Clinical ethics literature identifies four principles and values that are integral to the professional nurse's practice: the nurse's ethical duty to respect the patient's autonomy and to act with beneficence, nonmaleficence, and justice.
 
RESPECT FOR THE INDIVIDUAL AND HIS AUTONOMY
  • Respect for the individual's autonomy incorporates principles of freedom of choice, self-determination, and privacy.
  • The professional nurse's duty is to view and treat each individual as an autonomous, self-determining person with the freedom to act in accordance with self-chosen, informed goals, as long as the action does not interfere or infringe on the autonomous action of another.
  • See the National League of Nursing Statement on Patients' Rights (see Box 2-1).
  • The Joint Commission has established National Patient Safety Goals based on such settings as ambulatory care, assisted living, and the facility. See www.jointcommission.org/patientsafety/nationalpatientsafetygoals for more information.
BENEFICENCE
The principle of beneficence affirms the inherent professional aspiration and duty to help promote the well-being of others and, often, is the primary motivating factor for those who choose a career in the health care profession. Health care professionals aspire to help people achieve a better life through an improved state of health.
 
NONMALEFICENCE
  • The principle of nonmaleficence complements beneficence and obligates the professional nurse not to harm the patient directly or with intent.
  • In the health care profession, this principle is actualized only with the complementary principle of beneficence because it is common for the nurse to cause pain or expose the patient to risk of harm when such actions are justified by the benefits of the procedures or treatments.
  • It is best to seek to promote a balance of potential riskinduced harms with benefits, with the basic guideline being to strive to maximize expected benefits and minimize possible harms. Therefore, nonmaleficence should be balanced with beneficence.
 
JUSTICE
  • Justice, or fairness, relates to the distribution of services and resources.
  • As the health care dollar becomes increasingly more scarce, justice seeks to allocate resources fairly and treat patients equally.
  • Dilemmas arise when resources are scarce and insufficient to meet the needs of everyone. How do we decide fairly who gets what in such situations?

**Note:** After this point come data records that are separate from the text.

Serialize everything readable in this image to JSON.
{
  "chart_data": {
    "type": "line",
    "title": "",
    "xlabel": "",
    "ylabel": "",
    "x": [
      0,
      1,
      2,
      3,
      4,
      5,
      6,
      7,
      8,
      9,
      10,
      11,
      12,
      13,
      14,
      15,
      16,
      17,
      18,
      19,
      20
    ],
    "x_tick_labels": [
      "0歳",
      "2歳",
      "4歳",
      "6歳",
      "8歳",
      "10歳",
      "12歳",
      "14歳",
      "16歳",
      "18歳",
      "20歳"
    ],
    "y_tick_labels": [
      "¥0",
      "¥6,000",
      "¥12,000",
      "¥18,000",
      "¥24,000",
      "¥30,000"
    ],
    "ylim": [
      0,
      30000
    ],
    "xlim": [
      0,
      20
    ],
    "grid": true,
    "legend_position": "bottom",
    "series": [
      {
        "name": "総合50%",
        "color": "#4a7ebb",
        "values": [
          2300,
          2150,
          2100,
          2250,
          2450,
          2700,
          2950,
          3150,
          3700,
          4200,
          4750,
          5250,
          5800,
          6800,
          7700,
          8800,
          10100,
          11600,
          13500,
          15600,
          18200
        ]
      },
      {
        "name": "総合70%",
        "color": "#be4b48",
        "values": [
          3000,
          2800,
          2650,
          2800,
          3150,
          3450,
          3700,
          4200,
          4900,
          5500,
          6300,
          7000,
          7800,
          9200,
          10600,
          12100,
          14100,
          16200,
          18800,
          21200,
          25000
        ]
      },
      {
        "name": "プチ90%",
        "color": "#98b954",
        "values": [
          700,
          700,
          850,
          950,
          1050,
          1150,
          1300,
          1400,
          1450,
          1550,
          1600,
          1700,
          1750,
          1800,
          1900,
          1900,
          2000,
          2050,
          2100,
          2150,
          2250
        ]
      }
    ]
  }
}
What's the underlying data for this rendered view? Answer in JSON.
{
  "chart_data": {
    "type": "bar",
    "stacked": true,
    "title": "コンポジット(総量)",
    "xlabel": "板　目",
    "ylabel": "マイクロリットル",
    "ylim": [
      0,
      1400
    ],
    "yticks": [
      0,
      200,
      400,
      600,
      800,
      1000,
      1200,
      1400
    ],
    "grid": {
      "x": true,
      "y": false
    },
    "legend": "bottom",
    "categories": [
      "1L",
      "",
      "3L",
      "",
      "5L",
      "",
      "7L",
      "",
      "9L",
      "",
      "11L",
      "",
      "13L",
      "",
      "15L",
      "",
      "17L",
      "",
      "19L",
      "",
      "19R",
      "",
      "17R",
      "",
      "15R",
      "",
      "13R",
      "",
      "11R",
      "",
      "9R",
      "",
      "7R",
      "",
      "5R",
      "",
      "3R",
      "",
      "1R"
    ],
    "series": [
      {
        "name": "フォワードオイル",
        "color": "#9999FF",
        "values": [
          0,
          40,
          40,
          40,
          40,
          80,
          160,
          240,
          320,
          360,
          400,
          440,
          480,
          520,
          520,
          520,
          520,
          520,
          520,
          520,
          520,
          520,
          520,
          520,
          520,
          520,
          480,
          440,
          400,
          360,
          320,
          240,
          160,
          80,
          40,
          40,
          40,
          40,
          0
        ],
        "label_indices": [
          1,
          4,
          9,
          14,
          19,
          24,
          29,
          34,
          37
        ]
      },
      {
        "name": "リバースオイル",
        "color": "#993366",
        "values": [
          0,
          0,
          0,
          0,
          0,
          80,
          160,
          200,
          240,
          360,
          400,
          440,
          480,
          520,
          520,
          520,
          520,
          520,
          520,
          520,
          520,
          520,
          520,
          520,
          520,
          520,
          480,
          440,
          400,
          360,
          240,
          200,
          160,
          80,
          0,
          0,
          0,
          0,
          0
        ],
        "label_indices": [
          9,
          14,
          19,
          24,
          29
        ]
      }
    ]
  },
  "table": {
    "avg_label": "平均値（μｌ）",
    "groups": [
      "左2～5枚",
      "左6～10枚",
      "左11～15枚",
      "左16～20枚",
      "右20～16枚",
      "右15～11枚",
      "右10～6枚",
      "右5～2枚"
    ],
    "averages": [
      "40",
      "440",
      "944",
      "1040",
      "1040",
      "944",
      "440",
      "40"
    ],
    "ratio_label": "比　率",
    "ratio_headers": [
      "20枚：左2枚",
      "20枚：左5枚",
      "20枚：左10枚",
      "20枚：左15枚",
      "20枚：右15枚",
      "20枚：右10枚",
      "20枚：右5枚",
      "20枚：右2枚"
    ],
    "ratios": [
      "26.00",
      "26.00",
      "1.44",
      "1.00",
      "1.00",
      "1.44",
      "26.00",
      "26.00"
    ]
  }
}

  • One might consider whether it is just or fair for many people not to have funding or access to the most basic preventive care, whereas others have insurance coverage for expensive and long-term hospitalizations.
  • Along with respect for people and their autonomy, the complex principle of justice is a culturally comfortable principle in countries such as the United States. Nonetheless, the application of justice is complex and often challenging.